Beyond the bullpen, there are a couple of other positions where La Russa’s playing time decisions could cause controversy, albeit the options are far less credible.
Andrew Vaughn is off to the most difficult kind of start to assess. He’s batting .154, but his OBP is .353. He’s seeing the most pitches per plate appearance of anybody who’s played more than two games (4.88), but partially because he’s striking out 35 percent of the time. His chase rate is league average, but his ability to make any sort of contact outside the zone is well below adequate right now. One of you could say he’s holding his own, another of you could say he’s on the verge of falling apart, and you might both be right.
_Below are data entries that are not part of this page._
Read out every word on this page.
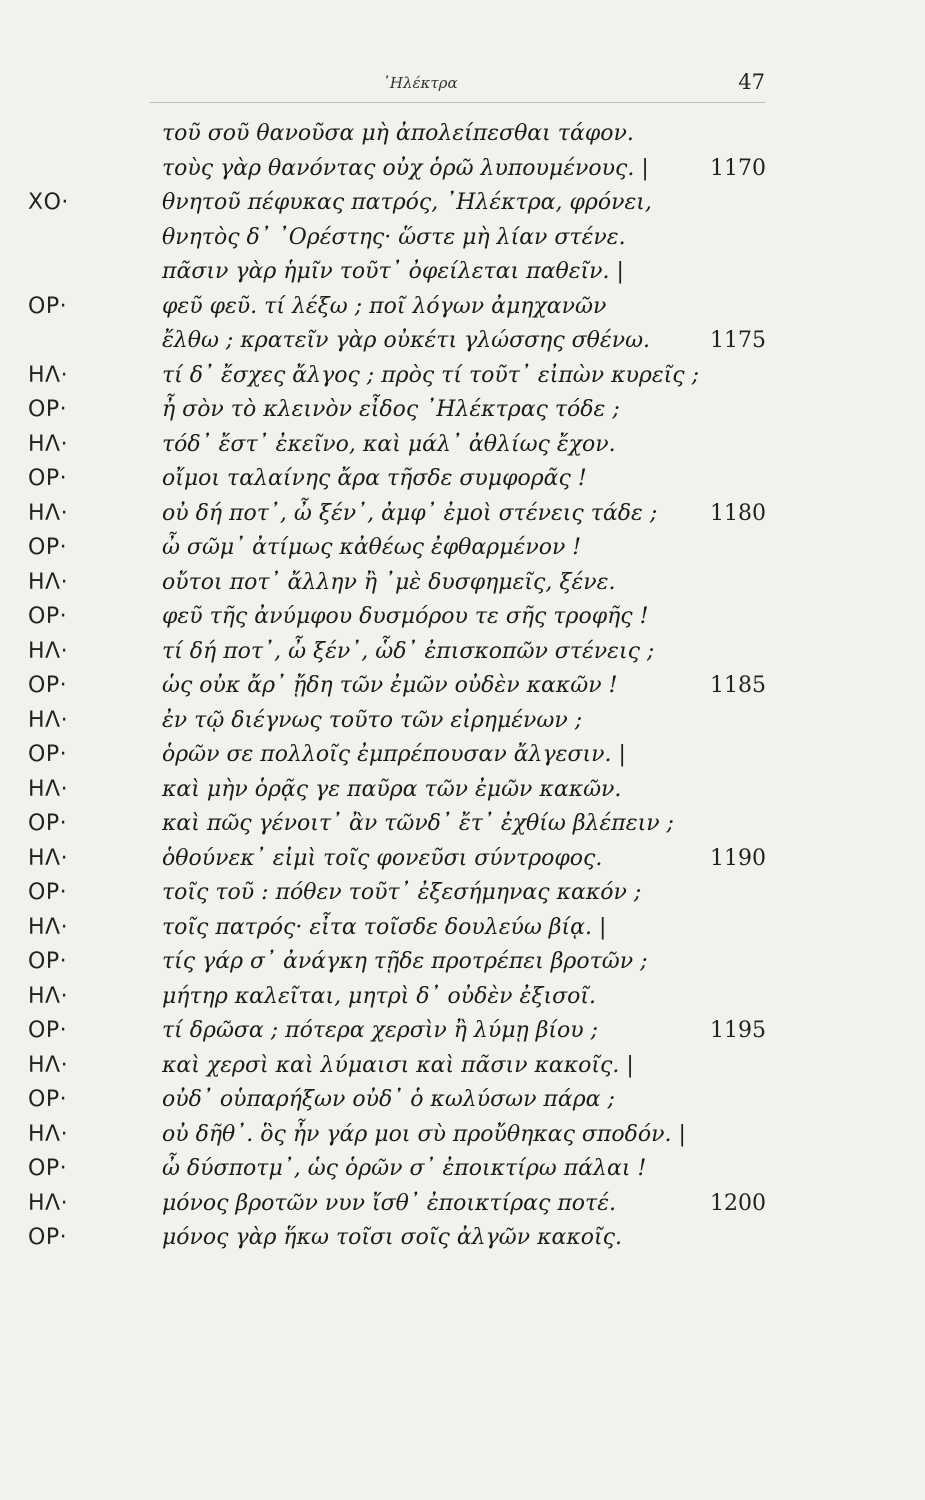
᾿Ηλέκτρα	47
τοῦ σοῦ θανοῦσα μὴ ἀπολείπεσθαι τάφον.
τοὺς γὰρ θανόντας οὐχ ὁρῶ λυπουμένους. |	1170
ΧΟ·	θνητοῦ πέφυκας πατρός, ᾿Ηλέκτρα, φρόνει,
θνητὸς δ᾿ ᾿Ορέστης· ὥστε μὴ λίαν στένε.
πᾶσιν γὰρ ἡμῖν τοῦτ᾿ ὀφείλεται παθεῖν. |
ΟΡ·	φεῦ φεῦ. τί λέξω ; ποῖ λόγων ἀμηχανῶν
ἔλθω ; κρατεῖν γὰρ οὐκέτι γλώσσης σθένω.	1175
ΗΛ·	τί δ᾿ ἔσχες ἄλγος ; πρὸς τί τοῦτ᾿ εἰπὼν κυρεῖς ;
ΟΡ·	ἦ σὸν τὸ κλεινὸν εἶδος ᾿Ηλέκτρας τόδε ;
ΗΛ·	τόδ᾿ ἔστ᾿ ἐκεῖνο, καὶ μάλ᾿ ἀθλίως ἔχον.
ΟΡ·	οἴμοι ταλαίνης ἄρα τῆσδε συμφορᾶς !
ΗΛ·	οὐ δή ποτ᾿, ὦ ξέν᾿, ἀμφ᾿ ἐμοὶ στένεις τάδε ;	1180
ΟΡ·	ὦ σῶμ᾿ ἀτίμως κἀθέως ἐφθαρμένον !
ΗΛ·	οὔτοι ποτ᾿ ἄλλην ἢ ᾿μὲ δυσφημεῖς, ξένε.
ΟΡ·	φεῦ τῆς ἀνύμφου δυσμόρου τε σῆς τροφῆς !
ΗΛ·	τί δή ποτ᾿, ὦ ξέν᾿, ὧδ᾿ ἐπισκοπῶν στένεις ;
ΟΡ·	ὡς οὐκ ἄρ᾿ ᾔδη τῶν ἐμῶν οὐδὲν κακῶν !	1185
ΗΛ·	ἐν τῷ διέγνως τοῦτο τῶν εἰρημένων ;
ΟΡ·	ὁρῶν σε πολλοῖς ἐμπρέπουσαν ἄλγεσιν. |
ΗΛ·	καὶ μὴν ὁρᾷς γε παῦρα τῶν ἐμῶν κακῶν.
ΟΡ·	καὶ πῶς γένοιτ᾿ ἂν τῶνδ᾿ ἔτ᾿ ἐχθίω βλέπειν ;
ΗΛ·	ὁθούνεκ᾿ εἰμὶ τοῖς φονεῦσι σύντροφος.	1190
ΟΡ·	τοῖς τοῦ : πόθεν τοῦτ᾿ ἐξεσήμηνας κακόν ;
ΗΛ·	τοῖς πατρός· εἶτα τοῖσδε δουλεύω βίᾳ. |
ΟΡ·	τίς γάρ σ᾿ ἀνάγκη τῇδε προτρέπει βροτῶν ;
ΗΛ·	μήτηρ καλεῖται, μητρὶ δ᾿ οὐδὲν ἐξισοῖ.
ΟΡ·	τί δρῶσα ; πότερα χερσὶν ἢ λύμῃ βίου ;	1195
ΗΛ·	καὶ χερσὶ καὶ λύμαισι καὶ πᾶσιν κακοῖς. |
ΟΡ·	οὐδ᾿ οὑπαρήξων οὐδ᾿ ὁ κωλύσων πάρα ;
ΗΛ·	οὐ δῆθ᾿. ὃς ἦν γάρ μοι σὺ προὔθηκας σποδόν. |
ΟΡ·	ὦ δύσποτμ᾿, ὡς ὁρῶν σ᾿ ἐποικτίρω πάλαι !
ΗΛ·	μόνος βροτῶν νυν ἴσθ᾿ ἐποικτίρας ποτέ.	1200
ΟΡ·	μόνος γὰρ ἥκω τοῖσι σοῖς ἀλγῶν κακοῖς.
La Russa’s choice to play Nick Williams over Vaughn in left field for the home opener caused some consternation because Williams is readily and rightfully identified as a placeholder. The question is whether anybody deserves a loftier status, Vaughn included. I don’t think there’s an answer at the moment, at least as long as Adam Engel is out.
Let’s say La Russa is suspicious of Vaughn’s ability to hang at a time where there are no better options. Assuming he doesn’t want to embarrass Vaughn in order to pressure the front office to make a move, La Russa’s job then turns to buying time until reinforcement arrives, which means playing Vaughn when the situation is favorable, and being the fall guy for when he’s out of the lineup. If Vaughn delivers when he plays, then future assignments will be adjusted accordingly. If he doesn’t, days are being crossed off the calendar until the cavalry comes.
It’s not necessarily La Russa’s job to develop Vaughn, at least if it starts coming at the expense of wins. It is La Russa’s job to avoid sinking him no matter the circumstances.
When Tim Anderson missed a week-plus of games last year with a groin injury last year, Leury García stepped in and hit .306/.352/.417 in the nine games Anderson was absent. This year, Garçia is 2-for-20 with seven strikeouts, and he’s showing bunt at every possible opportunity.
Fortunately, Danny Mendick is doing what he did last year while the presumed regular wasn’t available by turning in some of the team’s best plate appearances. He’s 4-for-6 with two walks in his first two games back, including a perfect day at the plate in the home opener.
Last year’s body of work suggests Mendick is best played sparingly. The strikeouts started piling up as Nick Madrigal‘s absence wore on, and he was eventually usurped by Yolmer Sánchez for good reason. That said, Mendick’s career is only about 50 games old, and the first half of them were pleasantly productive. It’s not a bad idea to see whether he learned anything from his first pronounced failure at the major-league level, especially at a time where nobody likes seeing García swing the bat, García included. Should both players fail to inspire, at least Anderson’s injury sounds like the least severe of the bunch.